The Mdewakanton Sioux give aid to poor tribes - as well as to the U.
The Shakopee Mdewakanton Sioux Community's charitable giving has soared to nearly $60 million over the past two years, ranking it among the biggest sources of philanthropy in the state.
The tribe has grown wealthy from its Mystic Lake casino and other operations, and its giving is several times higher than it was just a few years ago. Its bump in giving since 2007 could end up ranking it among the top 10 grant makers in the state for 2008, alongside the likes of Cargill and Medtronic, newly released figures show.
Many of the biggest checks are going to impoverished tribes in the Dakotas. But the biggest of all -- $12 million last year -- stayed within the state to help the University of Minnesota's new stadium and scholarship programs.
"They are one of the, if not the, most generous tribes in the nation," Ernie Stephens, chairman of the National Indian Gaming Association, said Wednesday from Denver. "Not just to surrounding communities but to Indian people in general."
People close to the tribe say it's no surprise that out-of-state tribes are getting much of the largesse, along with those closer to home.
"They've been tremendously generous to Prior Lake when we've had needs, such as lights for our parks," said Jack Haugen, the mayor of the suburb in which much of the tribe's land is located. "But with some of the tribes they are helping, we're talking about the basics of life."
Millions have also been directed to native peoples within Minnesota, including two major grants that have helped to reestablish, for the Red Lake band of Chippewa, a fisheries operation that was central to the local economy until overfishing wiped out the supply, and the plant had to close.
"It was dire around here," said Pat Brown, fisheries biologist. "We sat around for about two years scratching our heads, wondering how we were going to get the thing going again, once the fish were back."
The jump in giving has coincided with a burst in building activity on the reservation, with a large number of expansions, renovations and new projects. But tribal leaders say it is not accurate to infer that both trends stem from any sudden increase in their capacity to spend.
"It's reflective of the need out there," said Glynn Crooks, vice chairman of the tribe.
In some cases, added tribal administrator Bill Rudnicki, it's a matter of other sources of support falling away.
"There are things that at one time were government supported, and now they're backing off," he said. "We might have been one of three legs of a project, and one of the three backed off, and we felt it necessary to do more."
The tribe's growing presence as a philanthropic force first drew wide public attention last year, when its reported giving for 2007 was placed at $21 million, ranking it among the top 25 corporate and foundation grant makers in a state known for its robust charitable sector.
But a final report for that year has emerged in the past few days, putting the actual number at $26 million.
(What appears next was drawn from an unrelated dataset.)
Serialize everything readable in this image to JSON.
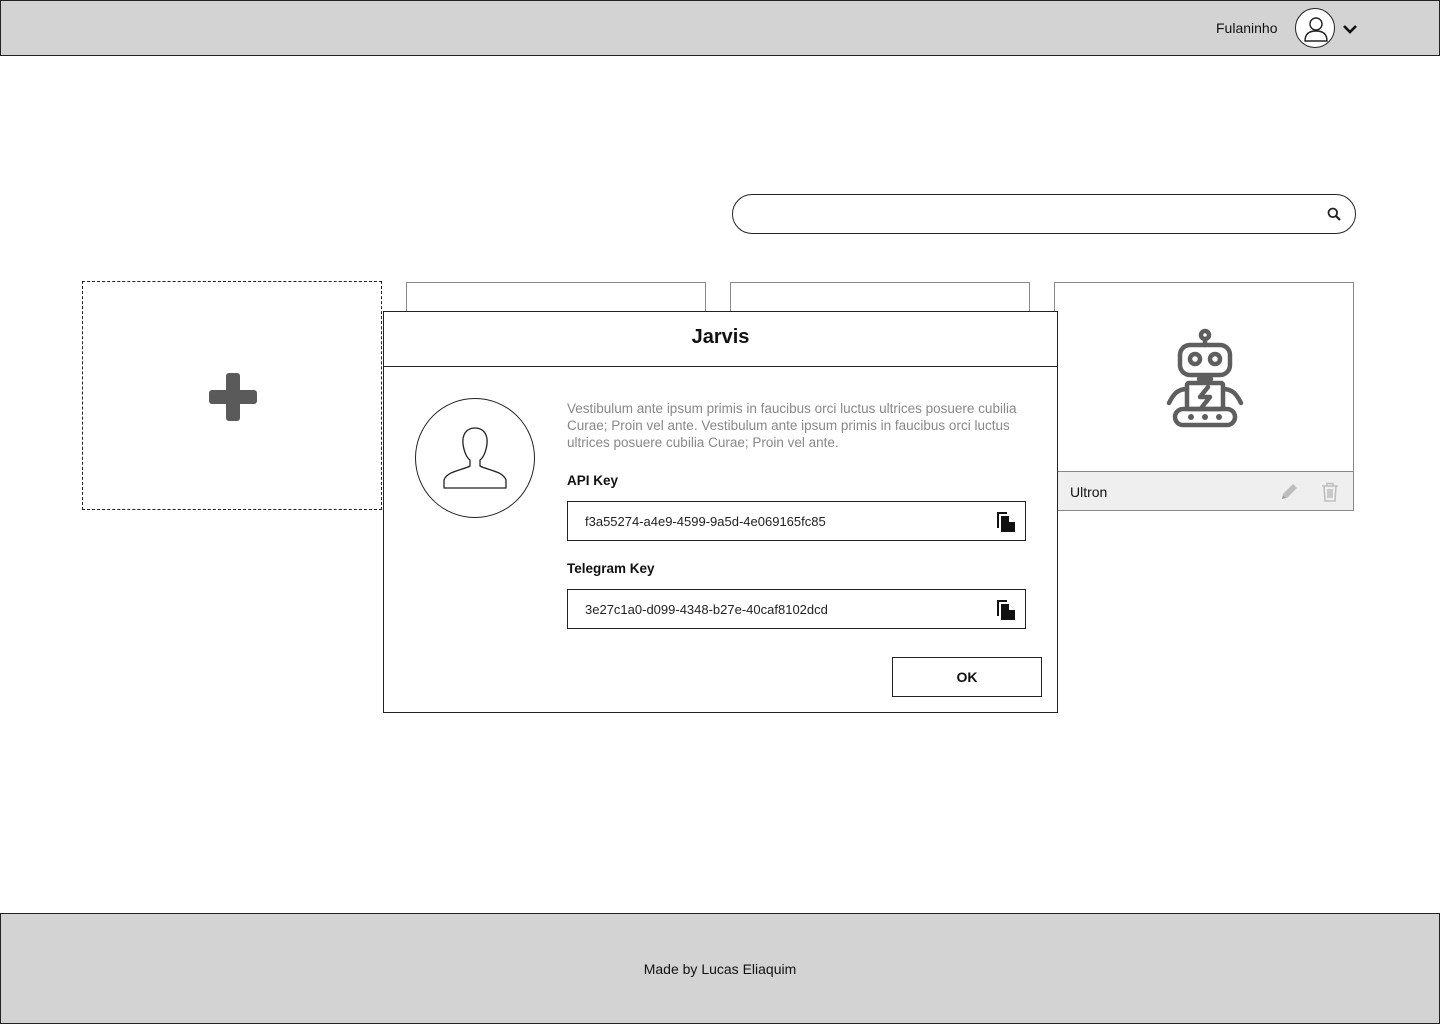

And giving for 2008 -- with the end of the tribe's fiscal year still several weeks off -- is being estimated at about $32 million so far.
The $12 million gift to the University of Minnesota, for scholarships and for a plaza at the new football stadium celebrating the state's tribes, figures into the total for the past two years.
With fiscal years varying, it will be some time before the tribe's giving can be placed in precise rank against other major grant-making organizations, according to the Minnesota Council on Foundations.
The most recent uniform data available are for 2006, when the tribe ranked 16th, with giving of $18 million. Giving of more than $30 million could put in the top 10.
Bill King, president of the council, said the tribe isn't the only major grant-making organization whose giving is rising, but its rate of increase puts it at or near the top.
"Looking at the '07 figures," he said, "the top 25 list, which we are not ready to release yet, the Shakopee group records an increase of about 44 percent. Two others in the top 25 have seen an increase of 40-plus percent, and five in the 20- to 30-percent range. So we do see that fluctuation, and we're not always sure what's behind it."
Many of the local grants are smaller than the millions being spent on basic services among South Dakota tribes but are no less welcome. One tribal news release, disclosing a grant of $25,000 to the Jordan Elementary School to help bring in new Smart Boards to every classroom, quoted principal Stacey DeCorsey as saying that teachers literally were "jumping up and down when they heard the news."
True, she confirmed on Wednesday.
"It doesn't happen often that I get a $25,000 check in the mail," she said. "It took my breath away. I hope we conveyed to them how appreciative we are. It changed the lives of the kids in Jordan. It's an interactive white board: If a child says, 'Who's Martin Luther King?' -- within seconds we can have streaming video of the 'I Have a Dream' speech. We watched the space shuttle launch in real time. It's an amazing teaching tool, and we in this little district couldn't have done it without their help."